The building is important architecturally as an example of a small industrial complex. It’s most striking exterior feature is the original conical stack, which towers over the rambling brick and metal building that houses the original 1896 reverberatory gas furnace, the blowing and lehr rooms, formerly the pot arches, and other areas needed for the factory’s operations.

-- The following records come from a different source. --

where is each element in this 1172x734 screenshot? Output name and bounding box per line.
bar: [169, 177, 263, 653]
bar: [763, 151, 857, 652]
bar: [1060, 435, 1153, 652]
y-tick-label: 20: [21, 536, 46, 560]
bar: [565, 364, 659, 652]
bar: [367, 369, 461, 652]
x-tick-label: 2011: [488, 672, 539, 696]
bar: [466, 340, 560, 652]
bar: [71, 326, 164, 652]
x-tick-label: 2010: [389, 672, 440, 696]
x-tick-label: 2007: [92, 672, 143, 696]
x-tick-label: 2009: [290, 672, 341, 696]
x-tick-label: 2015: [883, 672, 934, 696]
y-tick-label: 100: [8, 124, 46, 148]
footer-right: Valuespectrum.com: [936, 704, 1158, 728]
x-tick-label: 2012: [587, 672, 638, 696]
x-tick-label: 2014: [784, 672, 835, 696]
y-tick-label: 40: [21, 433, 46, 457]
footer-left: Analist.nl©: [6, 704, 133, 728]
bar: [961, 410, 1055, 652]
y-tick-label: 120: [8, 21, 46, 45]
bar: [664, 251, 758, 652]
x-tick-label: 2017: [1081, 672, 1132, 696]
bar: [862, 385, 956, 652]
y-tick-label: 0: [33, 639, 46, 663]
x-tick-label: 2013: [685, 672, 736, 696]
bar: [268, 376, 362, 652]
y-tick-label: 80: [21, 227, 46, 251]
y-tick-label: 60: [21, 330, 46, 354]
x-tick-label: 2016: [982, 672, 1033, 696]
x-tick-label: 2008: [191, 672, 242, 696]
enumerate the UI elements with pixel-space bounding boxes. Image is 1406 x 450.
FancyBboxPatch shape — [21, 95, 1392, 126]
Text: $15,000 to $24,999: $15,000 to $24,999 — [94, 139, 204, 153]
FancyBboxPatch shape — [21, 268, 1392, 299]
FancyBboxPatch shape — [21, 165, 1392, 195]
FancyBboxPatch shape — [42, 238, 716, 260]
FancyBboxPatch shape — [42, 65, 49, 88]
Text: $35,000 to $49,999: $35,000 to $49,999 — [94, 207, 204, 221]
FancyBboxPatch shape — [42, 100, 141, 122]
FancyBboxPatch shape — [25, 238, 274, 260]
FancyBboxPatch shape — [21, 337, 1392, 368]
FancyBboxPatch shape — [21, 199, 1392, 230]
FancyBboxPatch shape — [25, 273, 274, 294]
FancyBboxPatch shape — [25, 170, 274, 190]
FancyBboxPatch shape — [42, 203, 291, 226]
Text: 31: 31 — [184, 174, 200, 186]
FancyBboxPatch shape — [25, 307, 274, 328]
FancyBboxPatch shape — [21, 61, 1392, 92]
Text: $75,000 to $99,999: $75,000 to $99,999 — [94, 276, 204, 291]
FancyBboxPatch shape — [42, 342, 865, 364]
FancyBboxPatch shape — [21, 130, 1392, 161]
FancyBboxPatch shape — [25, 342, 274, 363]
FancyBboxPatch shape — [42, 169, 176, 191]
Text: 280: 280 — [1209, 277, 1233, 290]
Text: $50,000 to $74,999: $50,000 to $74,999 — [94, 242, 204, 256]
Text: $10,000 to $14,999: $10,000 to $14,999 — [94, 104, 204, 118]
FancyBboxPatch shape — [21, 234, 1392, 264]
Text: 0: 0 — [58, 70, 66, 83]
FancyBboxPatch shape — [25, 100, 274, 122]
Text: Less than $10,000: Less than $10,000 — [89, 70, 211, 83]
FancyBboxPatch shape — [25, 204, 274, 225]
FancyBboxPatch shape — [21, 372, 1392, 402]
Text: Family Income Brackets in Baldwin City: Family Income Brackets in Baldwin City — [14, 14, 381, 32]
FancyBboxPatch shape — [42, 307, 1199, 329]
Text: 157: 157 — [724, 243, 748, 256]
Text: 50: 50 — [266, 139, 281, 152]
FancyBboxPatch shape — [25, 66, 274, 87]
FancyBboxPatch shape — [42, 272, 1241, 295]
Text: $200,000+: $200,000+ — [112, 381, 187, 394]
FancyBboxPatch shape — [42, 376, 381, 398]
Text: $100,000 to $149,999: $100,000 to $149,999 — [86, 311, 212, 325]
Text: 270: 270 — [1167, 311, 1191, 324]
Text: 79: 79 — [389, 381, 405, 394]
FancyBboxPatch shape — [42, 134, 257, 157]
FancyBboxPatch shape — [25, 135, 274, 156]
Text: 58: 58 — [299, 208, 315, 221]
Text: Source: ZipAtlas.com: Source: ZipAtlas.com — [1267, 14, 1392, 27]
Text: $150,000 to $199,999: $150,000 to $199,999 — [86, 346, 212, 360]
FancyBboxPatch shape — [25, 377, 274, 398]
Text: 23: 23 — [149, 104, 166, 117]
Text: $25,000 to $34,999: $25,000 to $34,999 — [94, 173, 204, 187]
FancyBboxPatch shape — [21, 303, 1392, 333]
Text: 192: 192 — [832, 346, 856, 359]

The water tower, situated in front, has called attention to the complex for decades.
Much of the original 1896 brick portion is still standing, as is that section designed by Elmer Jacobs after a disastrous fire in 1902. Jacobs, a prominent Morgantown architect better known for his designs for residential and commercial buildings in Morgantown, had earlier designed factories in Pittsburgh.
Maps, floor plans, and interviews with former workers indicate that throughout its history, the Industrial complex consisted of work areas or shops, all connected by doors, passageways, and bridges. Throughout the years, small units were added onto the main building and into the grounds out front.
In 1947, the post-war boom demanded extensive expansion, and the firm constructed a major addition to the northwest for glass cutting, removed many of the small buildings, and replaced with corrugated steel much of the original corrugated iron that had covered portions of the blowing room.
When the plant closed in 1983, the original cutting room on the second floor still contained the old freight elevator. The cutting room floor was diagonally laid with maple and white pine boards, and almost four dozen windows let the light pour in.
The massive blowing room was the heart of the building. Eighty by eighty feet, it still houses the magnificent brick stack, furnace, and fourteen clay ovens, or pots. The stack rises approximately thirty feet from the floor to its point of penetration through the hipped roof. All of the late nineteenth-century wooden and metal structural members of the dramatic roof trussing are exposed–literally hundreds of posts, girders, bolsters, rafters, bridges, and sills. High up on the roof are the louvered vents of the lantern, which were manually opened and closed to allow hot air to escape and cool air to enter.